Marya war bezaubert von seinen glänzenden Reden. Das Wort »Krone von Polen« ließ sie erschauern. Sie dachte zurück an weite Fahrten durch endlose polnische Wälder, sie dachte an Herbsttage mit blaßblauem Himmel und gilbendem Gras, an Ritte mit jungen Freunden zur Jagd. Sie dachte aber auch ein paar Augenblicke an Alexander von Egloff, an sein vergeistigtes Gesicht, sein scheues Werben. Wenn er in ein Zimmer kam, war es, als müsse man vor ihm allzu laute oder heftige Worte unterdrücken. Betrat Ladislaus Smirnow einen Raum, so erfüllte er ihn mit seiner Atmosphäre: man spürte den Reiter, den Krieger, den leidenschaftlichen Mann, den Herrn schlechthin.
Wohin ging ihr Wille?
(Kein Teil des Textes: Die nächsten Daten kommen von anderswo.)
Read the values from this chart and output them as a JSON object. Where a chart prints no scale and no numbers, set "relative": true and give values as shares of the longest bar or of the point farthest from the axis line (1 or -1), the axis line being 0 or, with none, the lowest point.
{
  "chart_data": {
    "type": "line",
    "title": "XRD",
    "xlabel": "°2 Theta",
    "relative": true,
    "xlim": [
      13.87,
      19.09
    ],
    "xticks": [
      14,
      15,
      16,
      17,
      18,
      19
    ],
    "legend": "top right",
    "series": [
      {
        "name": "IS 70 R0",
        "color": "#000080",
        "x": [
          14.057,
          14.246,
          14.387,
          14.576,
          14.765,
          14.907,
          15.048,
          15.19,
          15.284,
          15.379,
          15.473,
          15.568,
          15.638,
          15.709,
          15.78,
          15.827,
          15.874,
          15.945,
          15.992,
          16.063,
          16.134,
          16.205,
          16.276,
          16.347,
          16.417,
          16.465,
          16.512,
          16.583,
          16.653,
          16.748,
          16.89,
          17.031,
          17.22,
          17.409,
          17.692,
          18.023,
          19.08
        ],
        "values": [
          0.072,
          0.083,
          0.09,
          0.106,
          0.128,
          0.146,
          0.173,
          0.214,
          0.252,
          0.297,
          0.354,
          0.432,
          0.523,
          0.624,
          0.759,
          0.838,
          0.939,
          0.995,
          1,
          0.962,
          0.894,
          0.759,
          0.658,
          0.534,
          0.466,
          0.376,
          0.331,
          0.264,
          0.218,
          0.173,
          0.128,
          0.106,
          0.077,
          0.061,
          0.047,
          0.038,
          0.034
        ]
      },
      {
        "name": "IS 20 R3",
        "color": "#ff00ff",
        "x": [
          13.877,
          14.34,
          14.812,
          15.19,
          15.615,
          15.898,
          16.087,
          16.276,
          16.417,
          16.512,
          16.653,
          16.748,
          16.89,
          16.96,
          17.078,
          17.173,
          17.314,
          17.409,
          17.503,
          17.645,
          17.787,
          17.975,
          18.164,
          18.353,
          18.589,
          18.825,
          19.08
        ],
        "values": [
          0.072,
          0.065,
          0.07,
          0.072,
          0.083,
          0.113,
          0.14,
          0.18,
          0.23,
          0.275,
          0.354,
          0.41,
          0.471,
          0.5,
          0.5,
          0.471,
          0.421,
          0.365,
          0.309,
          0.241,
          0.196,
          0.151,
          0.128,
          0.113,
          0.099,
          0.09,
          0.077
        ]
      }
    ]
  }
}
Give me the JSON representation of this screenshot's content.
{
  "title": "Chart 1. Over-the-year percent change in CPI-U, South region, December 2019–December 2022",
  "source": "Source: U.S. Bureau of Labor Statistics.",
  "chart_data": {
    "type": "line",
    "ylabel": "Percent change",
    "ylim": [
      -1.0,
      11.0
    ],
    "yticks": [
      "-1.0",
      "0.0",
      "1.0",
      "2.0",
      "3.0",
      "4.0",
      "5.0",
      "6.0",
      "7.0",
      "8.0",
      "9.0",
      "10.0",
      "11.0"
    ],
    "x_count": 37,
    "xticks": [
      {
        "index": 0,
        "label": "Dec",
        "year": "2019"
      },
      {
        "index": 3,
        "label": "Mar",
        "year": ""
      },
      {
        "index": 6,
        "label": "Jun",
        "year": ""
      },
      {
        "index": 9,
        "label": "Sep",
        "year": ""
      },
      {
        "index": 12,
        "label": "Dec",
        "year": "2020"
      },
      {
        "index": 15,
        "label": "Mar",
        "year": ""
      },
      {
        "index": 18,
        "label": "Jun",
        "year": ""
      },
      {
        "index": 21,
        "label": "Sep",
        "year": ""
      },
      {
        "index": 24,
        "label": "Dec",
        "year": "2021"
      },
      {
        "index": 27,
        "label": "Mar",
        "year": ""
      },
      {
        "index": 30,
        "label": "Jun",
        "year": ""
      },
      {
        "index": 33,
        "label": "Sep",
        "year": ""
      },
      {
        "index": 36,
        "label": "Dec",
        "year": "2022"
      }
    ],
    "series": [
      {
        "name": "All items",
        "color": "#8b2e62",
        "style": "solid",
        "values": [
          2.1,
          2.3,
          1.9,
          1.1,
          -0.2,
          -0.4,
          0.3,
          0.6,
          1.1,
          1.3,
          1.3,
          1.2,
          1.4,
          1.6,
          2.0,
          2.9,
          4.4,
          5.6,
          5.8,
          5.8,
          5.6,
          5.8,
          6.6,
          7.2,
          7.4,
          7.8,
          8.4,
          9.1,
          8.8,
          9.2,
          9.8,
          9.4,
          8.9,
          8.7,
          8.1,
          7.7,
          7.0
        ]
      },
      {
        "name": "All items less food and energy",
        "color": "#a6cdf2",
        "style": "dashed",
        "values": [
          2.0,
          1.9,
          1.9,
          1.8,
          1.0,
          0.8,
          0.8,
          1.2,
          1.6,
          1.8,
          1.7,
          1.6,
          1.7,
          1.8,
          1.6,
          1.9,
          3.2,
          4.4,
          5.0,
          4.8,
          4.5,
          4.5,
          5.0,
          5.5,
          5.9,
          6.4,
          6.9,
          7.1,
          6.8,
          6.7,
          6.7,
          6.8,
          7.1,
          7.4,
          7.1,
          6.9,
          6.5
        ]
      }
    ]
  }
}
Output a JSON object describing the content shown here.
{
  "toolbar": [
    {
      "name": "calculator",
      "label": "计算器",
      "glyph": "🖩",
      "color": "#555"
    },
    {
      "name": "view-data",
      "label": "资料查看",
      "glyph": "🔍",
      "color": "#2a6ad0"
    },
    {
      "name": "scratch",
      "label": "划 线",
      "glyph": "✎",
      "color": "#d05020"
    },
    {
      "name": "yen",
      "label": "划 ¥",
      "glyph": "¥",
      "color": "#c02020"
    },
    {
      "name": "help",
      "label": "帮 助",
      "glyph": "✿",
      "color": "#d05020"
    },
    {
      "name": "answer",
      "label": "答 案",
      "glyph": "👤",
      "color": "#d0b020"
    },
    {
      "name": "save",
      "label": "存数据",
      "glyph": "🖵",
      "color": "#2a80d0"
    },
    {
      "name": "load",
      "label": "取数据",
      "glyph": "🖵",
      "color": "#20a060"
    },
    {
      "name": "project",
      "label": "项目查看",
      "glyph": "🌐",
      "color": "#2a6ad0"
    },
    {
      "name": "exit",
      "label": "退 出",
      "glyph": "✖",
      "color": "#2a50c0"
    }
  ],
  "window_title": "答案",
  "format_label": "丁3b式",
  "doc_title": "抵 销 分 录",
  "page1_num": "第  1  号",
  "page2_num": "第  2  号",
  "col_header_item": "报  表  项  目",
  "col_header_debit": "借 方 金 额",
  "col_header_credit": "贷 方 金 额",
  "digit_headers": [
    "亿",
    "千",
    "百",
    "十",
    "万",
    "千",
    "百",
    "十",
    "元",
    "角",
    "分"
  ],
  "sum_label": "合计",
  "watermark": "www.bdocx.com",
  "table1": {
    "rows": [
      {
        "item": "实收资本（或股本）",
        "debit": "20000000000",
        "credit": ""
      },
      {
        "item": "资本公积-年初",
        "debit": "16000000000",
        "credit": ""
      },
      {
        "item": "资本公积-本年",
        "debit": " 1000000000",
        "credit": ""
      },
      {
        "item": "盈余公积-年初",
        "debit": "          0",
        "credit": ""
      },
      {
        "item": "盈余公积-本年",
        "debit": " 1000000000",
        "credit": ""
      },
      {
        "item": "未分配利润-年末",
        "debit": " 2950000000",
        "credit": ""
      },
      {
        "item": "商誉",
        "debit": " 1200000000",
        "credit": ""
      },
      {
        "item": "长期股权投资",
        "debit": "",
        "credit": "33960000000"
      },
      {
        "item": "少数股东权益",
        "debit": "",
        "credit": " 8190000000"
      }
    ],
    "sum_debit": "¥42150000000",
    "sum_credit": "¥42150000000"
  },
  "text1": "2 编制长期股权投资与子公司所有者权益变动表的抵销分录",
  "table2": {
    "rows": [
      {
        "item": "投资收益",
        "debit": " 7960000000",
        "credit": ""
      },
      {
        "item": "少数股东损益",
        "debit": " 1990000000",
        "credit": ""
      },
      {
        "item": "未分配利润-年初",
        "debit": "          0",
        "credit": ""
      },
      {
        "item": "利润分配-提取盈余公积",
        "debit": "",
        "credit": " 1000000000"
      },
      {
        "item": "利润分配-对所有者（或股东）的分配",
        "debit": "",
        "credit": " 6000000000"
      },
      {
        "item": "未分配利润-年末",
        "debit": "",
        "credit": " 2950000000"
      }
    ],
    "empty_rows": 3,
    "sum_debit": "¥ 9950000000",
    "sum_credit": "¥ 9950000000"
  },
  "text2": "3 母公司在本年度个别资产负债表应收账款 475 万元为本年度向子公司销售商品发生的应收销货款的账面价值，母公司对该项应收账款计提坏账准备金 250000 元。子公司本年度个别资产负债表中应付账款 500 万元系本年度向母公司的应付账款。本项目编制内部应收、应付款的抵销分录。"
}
Den einen behalten, den anderen nicht verlieren? Ihre Jugend und, wie sie wohl fühlte, die gegenwärtige Stunde, forderte noch keine Entscheidung von ihr.
»Über diese alte Stadt wird bald die Unruhe kommen, französische Offiziere bringen Leben und Bewegung mit sich«, sprach Smirnow. Wieder beugte er sein Gesicht zu Marya herab und flüsterte: »Vergiß die Krone von Polen nicht! Wenn ich dich morgen verlassen muß, so ist es nur um unserer Heimat willen, die wieder frei werden muß für uns freie Menschen.«
Er hielt sie mit seinen Armen umschlungen, preßte seinen Mund auf den ihren. Sie dachte im Aufruhr ihrer Sinne: ist dies ein Abschied, ist es eine Verheißung?